Même si l’on n’aura pas l’audace de parler d’oeuvre en ce qui concerne les productions signées Yazawa Reshi-bu, il faut reconnaître qu’à l’aide de ses JAV, le bonhomme est tout de même en train d’édifier quelque chose. Après les sombres SDMF-038 et SDMF-040, ainsi que le rigolo START-114, le réalisateur continue de s’intéresser à des thèmes compliqués, voire tabous. Cette fois-ci, START-196 s’attache à une jeune femme qui passe devant les juges parce qu’elle a pris la mauvaise habitude d’arnaquer les hommes qui ont eu le malheur de la rencontrer. Au tribunal, son affaire est exposée. Quant à son histoire personnelle, c’est elle qui s’apprête à nous la conter.

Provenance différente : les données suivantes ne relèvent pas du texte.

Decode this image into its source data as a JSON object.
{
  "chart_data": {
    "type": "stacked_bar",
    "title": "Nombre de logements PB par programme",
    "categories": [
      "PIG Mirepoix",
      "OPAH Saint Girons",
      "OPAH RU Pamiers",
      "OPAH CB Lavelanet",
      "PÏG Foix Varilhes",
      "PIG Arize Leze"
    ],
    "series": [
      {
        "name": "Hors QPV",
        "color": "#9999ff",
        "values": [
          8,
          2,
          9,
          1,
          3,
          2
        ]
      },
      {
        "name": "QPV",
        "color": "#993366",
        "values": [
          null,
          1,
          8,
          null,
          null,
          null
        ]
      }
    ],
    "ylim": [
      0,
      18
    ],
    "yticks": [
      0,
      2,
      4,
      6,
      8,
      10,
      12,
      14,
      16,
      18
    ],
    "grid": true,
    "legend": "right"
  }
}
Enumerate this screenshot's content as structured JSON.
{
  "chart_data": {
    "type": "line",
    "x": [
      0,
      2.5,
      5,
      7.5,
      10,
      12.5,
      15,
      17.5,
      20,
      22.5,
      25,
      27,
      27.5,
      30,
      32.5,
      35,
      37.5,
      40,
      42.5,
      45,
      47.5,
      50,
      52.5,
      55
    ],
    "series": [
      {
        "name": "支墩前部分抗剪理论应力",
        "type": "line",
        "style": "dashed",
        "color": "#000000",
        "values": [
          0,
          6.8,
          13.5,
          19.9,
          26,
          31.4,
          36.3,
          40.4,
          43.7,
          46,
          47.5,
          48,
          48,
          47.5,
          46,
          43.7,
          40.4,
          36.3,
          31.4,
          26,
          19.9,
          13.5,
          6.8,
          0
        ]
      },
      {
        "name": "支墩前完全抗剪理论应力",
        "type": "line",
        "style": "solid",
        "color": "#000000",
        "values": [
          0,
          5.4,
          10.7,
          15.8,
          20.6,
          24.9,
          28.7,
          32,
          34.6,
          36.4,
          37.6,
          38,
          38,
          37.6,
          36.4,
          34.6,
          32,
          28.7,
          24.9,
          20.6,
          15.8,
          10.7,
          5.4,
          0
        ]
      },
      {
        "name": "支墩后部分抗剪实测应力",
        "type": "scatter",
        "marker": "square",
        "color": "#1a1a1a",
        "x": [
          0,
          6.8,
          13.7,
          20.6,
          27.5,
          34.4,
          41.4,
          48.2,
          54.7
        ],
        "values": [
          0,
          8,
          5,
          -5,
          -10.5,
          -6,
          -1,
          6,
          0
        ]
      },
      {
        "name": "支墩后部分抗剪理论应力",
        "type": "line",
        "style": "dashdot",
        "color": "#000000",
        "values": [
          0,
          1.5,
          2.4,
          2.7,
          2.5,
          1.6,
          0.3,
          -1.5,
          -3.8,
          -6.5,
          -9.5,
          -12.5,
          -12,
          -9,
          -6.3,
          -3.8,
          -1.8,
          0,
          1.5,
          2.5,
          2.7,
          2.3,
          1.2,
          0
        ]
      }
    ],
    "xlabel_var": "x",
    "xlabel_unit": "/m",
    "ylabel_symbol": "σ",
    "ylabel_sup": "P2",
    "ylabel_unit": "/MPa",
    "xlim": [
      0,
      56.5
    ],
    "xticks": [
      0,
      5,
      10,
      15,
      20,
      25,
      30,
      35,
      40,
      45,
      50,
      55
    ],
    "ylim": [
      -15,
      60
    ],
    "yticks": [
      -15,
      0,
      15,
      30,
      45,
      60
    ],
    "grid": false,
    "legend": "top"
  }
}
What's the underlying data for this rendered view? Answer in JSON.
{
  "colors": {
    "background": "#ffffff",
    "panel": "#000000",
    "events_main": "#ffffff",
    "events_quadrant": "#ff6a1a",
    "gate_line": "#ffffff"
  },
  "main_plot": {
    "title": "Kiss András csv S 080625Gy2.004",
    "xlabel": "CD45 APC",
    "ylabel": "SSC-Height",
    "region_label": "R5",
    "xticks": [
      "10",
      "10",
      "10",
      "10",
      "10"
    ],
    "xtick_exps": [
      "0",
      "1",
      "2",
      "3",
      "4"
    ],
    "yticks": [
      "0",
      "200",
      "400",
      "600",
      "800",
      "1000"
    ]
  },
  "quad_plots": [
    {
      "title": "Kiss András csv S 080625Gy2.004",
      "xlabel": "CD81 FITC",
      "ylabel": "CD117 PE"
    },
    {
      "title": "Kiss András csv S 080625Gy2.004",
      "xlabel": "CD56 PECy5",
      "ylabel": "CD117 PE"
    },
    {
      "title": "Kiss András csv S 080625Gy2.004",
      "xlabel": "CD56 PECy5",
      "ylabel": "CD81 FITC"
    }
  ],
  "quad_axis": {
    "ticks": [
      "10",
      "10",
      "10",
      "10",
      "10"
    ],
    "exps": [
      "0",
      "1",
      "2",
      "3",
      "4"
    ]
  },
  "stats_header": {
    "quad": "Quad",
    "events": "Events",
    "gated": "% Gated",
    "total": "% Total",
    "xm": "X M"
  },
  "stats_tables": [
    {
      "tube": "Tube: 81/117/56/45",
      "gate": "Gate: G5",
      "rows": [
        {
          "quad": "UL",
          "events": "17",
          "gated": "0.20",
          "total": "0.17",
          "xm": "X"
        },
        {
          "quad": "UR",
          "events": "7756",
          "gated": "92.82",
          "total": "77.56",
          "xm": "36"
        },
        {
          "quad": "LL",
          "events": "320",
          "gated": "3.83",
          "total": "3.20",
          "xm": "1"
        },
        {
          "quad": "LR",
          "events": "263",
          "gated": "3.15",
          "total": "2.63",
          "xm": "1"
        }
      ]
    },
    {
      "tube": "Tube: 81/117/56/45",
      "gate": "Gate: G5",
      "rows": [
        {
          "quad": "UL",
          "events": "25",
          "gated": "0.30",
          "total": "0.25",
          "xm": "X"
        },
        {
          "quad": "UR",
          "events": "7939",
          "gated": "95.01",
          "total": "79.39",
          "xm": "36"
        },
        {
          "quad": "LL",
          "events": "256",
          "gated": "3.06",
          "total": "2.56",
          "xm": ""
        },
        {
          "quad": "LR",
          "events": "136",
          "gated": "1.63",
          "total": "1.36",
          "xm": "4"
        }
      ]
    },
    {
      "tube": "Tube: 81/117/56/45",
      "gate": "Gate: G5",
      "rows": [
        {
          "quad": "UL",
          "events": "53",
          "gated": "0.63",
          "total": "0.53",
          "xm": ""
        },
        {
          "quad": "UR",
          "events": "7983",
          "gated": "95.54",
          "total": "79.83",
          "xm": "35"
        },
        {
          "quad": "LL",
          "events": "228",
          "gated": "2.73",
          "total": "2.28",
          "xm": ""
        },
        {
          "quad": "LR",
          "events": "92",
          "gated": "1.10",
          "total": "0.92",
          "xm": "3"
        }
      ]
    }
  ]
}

START-196 juxtapose ainsi des séquences dévoilant le passé de Kanan, exploitée pour son corps par les hommes, avec d’autres séquences durant lesquelles la demoiselle exprime ce qu’elle aurait souhaité. Ses aspirations se trouvent dévoilées à travers sa rencontre avec Nakata, incarné par Ippei Nakata, répondant toujours présent actuellement lorsqu’il s’agit d’un JAV marginal.
À chaque fois, Nakata parle avec la voix de Kanan, ce qui s’avère perturbant, novateur, expérimental même. En prenant de telles voies, un réalisateur prend des risques évidents. Parfois, cela fonctionne admirablement. On notera néanmoins que la scène du procès est peut-être trop ambitieuse. En effet, même avec des sous-titres anglais approximatifs, les dialogues semblent manquer de naturel, tout comme l’interprétation des acteurs-figurants.
STAR-196 reste toutefois une oeuvre à décrypter. D’autant plus qu’il s’agit là d’un film pornographique dont le personnage principal émet le regret que l’on ne s’intéresse qu’à son corps, et que l’on ne la regarde pas, elle.